A declaração de Lula surgiu durante uma coletiva de imprensa, onde jornalistas o questionaram sobre uma possível mudança em sua percepção de Trump, a quem o presidente brasileiro havia criticado no passado. "O Trump não vai mudar o jeito dele de ser por causa de uma reunião de três horas comigo", afirmou Lula, enfatizando sua própria convicção: "Eu não tenho vocação belicista. A minha vocação é de diálogo, é acreditar no poder da narrativa, acreditar no poder do convencimento."

Com uma postura firme contra a guerra, o presidente brasileiro criticou abertamente a invasão do Irã, alertando para os "prejuízos" que o conflito poderia causar. Sua condenação se estendeu às guerras em Gaza, no Líbano e na Ucrânia, pontuando a imprevisibilidade de tais eventos: "Todo mundo sabe como começa uma guerra. Como termina, ninguém sabe." Lula demonstrou abertura para debater com Trump a situação de Cuba, da Venezuela, do Irã e outros temas.

Ainda durante o encontro, o petista reforçou seu apelo por uma urgente reforma no Conselho de Segurança da ONU. Sua proposta consiste em uma reunião conjunta dos cinco membros permanentes – EUA, China, Rússia, França e Reino Unido – para discutir os conflitos em andamento. Lula revelou ter já contactado Xi Jinping, Vladimir Putin e Emmanuel Macron com essa ideia, reiterando o pedido a Trump na Casa Branca: "Espero que ele tenha ouvido."

Em um gesto simbólico de valorização da diplomacia, Lula entregou ao presidente norte-americano uma cópia do acordo de 2010, firmado entre Brasil e Turquia, sobre o programa nuclear iraniano. Para Lula, o documento é "muito melhor" que os pactos negociados posteriormente pelas potências ocidentais, sendo a prova de que "a paciência e a capacidade de persuasão resolvem o que a força não resolve". Trump prometeu analisar o material.

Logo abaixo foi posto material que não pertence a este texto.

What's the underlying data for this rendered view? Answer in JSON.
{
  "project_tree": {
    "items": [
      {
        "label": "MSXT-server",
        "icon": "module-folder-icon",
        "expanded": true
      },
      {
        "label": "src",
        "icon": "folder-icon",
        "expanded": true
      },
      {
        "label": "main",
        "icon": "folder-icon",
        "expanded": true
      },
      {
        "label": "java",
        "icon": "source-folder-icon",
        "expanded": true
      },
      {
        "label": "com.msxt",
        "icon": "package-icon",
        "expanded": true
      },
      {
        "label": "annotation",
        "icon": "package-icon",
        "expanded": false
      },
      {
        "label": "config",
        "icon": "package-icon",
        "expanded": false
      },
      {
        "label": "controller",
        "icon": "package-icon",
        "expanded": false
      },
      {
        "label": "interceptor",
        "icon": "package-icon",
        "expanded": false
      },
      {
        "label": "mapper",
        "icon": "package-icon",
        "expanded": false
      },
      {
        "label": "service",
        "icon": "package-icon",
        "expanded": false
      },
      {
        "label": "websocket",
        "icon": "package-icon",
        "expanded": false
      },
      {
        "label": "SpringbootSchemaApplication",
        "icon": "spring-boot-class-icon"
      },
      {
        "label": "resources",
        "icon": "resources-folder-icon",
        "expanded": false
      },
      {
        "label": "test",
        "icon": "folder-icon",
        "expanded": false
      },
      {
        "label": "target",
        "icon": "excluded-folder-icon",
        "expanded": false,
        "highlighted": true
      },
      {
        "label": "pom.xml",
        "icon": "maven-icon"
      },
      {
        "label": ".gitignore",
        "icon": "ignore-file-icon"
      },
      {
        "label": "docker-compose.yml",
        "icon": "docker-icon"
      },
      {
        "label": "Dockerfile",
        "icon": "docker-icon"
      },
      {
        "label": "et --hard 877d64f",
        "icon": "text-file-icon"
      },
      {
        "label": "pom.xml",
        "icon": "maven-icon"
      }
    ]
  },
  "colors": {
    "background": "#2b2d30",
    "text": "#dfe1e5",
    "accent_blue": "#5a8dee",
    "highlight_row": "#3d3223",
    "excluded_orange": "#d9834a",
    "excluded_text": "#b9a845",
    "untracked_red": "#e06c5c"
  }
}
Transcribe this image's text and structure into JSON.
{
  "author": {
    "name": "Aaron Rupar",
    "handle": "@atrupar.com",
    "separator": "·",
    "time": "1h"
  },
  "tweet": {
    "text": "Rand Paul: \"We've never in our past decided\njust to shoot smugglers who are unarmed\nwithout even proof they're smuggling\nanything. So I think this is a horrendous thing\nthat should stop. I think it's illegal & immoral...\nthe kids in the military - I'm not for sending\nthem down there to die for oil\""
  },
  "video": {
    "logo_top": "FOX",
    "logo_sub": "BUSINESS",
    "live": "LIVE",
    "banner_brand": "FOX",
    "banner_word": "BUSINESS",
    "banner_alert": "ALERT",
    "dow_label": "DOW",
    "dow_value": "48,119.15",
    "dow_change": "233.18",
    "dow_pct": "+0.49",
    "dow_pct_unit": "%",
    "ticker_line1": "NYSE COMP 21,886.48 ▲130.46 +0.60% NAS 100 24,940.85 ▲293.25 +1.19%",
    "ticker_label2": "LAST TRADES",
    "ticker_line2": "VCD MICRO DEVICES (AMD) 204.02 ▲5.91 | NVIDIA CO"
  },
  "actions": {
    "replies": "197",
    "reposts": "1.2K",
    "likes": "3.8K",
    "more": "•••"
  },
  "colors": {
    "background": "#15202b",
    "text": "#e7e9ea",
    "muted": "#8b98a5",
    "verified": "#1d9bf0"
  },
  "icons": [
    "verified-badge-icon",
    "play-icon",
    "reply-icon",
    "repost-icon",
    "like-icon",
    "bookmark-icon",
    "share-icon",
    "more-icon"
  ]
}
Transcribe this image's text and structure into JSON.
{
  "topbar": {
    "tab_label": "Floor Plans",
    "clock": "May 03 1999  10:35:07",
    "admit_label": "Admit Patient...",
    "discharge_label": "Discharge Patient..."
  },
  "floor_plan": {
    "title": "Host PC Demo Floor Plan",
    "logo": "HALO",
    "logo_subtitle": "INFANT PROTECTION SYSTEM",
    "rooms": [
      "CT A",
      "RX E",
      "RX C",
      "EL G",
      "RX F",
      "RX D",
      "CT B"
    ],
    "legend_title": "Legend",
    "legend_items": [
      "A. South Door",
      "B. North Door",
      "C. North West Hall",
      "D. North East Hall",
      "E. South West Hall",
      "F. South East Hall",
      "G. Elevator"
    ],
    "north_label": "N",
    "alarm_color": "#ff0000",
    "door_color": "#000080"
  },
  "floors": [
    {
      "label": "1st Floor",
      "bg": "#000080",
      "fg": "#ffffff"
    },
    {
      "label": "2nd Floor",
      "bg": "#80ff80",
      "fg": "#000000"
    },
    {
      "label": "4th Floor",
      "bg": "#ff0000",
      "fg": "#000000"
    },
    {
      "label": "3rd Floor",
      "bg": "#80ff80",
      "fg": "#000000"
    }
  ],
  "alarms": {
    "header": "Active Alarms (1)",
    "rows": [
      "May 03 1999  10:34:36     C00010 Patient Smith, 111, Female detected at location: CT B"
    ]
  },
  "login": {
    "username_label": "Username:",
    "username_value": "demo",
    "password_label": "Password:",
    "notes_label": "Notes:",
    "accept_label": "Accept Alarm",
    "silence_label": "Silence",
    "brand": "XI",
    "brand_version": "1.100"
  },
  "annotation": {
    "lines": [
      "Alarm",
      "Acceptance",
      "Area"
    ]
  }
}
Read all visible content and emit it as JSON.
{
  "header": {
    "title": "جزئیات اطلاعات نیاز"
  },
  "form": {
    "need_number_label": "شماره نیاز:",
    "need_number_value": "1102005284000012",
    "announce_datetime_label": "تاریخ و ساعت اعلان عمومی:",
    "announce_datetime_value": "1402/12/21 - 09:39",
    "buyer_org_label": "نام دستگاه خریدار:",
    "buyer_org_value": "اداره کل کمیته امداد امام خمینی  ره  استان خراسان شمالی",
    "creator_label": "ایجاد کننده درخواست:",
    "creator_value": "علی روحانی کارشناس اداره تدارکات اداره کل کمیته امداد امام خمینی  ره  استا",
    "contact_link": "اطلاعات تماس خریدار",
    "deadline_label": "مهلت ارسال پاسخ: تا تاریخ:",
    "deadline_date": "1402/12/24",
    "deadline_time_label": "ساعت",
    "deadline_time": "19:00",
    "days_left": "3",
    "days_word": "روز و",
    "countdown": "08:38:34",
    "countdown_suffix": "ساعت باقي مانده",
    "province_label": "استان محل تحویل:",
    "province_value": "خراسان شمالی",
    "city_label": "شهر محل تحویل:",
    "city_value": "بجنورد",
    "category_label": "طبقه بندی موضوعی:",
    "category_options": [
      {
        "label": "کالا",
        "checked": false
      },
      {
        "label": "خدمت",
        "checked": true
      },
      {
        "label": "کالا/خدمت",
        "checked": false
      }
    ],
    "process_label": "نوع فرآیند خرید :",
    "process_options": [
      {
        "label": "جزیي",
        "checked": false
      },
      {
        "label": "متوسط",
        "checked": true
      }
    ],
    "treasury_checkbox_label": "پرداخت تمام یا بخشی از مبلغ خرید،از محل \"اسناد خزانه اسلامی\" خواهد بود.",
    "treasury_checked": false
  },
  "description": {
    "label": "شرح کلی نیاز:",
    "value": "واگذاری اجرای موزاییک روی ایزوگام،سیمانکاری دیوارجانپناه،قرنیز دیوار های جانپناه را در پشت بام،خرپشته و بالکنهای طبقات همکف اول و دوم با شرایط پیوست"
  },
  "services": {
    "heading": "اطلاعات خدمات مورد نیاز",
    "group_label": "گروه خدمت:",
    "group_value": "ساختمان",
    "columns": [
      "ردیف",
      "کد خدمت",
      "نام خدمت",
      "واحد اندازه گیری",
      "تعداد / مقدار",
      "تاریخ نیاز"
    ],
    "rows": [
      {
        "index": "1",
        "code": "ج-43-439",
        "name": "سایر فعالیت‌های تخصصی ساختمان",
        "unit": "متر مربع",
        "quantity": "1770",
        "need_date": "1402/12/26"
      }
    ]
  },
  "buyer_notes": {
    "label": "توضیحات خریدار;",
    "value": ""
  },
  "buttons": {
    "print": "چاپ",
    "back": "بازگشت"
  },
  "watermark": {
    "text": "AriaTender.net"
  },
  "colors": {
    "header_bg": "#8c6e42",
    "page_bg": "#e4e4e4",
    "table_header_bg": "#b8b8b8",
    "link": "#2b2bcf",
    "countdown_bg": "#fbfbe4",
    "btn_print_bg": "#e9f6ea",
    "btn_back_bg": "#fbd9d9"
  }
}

Apesar da retórica pela paz global, Lula tem defendido uma política robusta de Defesa para o Brasil. Em março, durante encontro com o presidente da África do Sul, no Planalto, o presidente alertou: "se a gente não se preparar na questão da defesa, qualquer dia alguém invade a gente." Ele ressaltou a importância de países do "Sul Global" desenvolverem sua própria indústria bélica para evitar a dependência dos "senhores das armas".

O "Sul Global" não se limita a uma demarcação geográfica; é um conceito geopolítico que abrange nações historicamente conhecidas como "Terceiro Mundo", "países em desenvolvimento" ou "emergentes". Governos desses países, em geral, alinham-se em oposição a certas políticas dos Estados Unidos e da Europa Ocidental, buscando maior autonomia e multipolaridade.

Essa visão se materializa em ações concretas. Em novembro de 2025, Lula sancionou a Lei Complementar 221, que destina R$ 30 bilhões do arcabouço fiscal até 2031 para o reaparelhamento das Forças Armadas. O presidente também avalia incluir a ampliação desses investimentos em seu programa de reeleição, visando fortalecer a soberania brasileira diante das complexas tensões geopolíticas globais.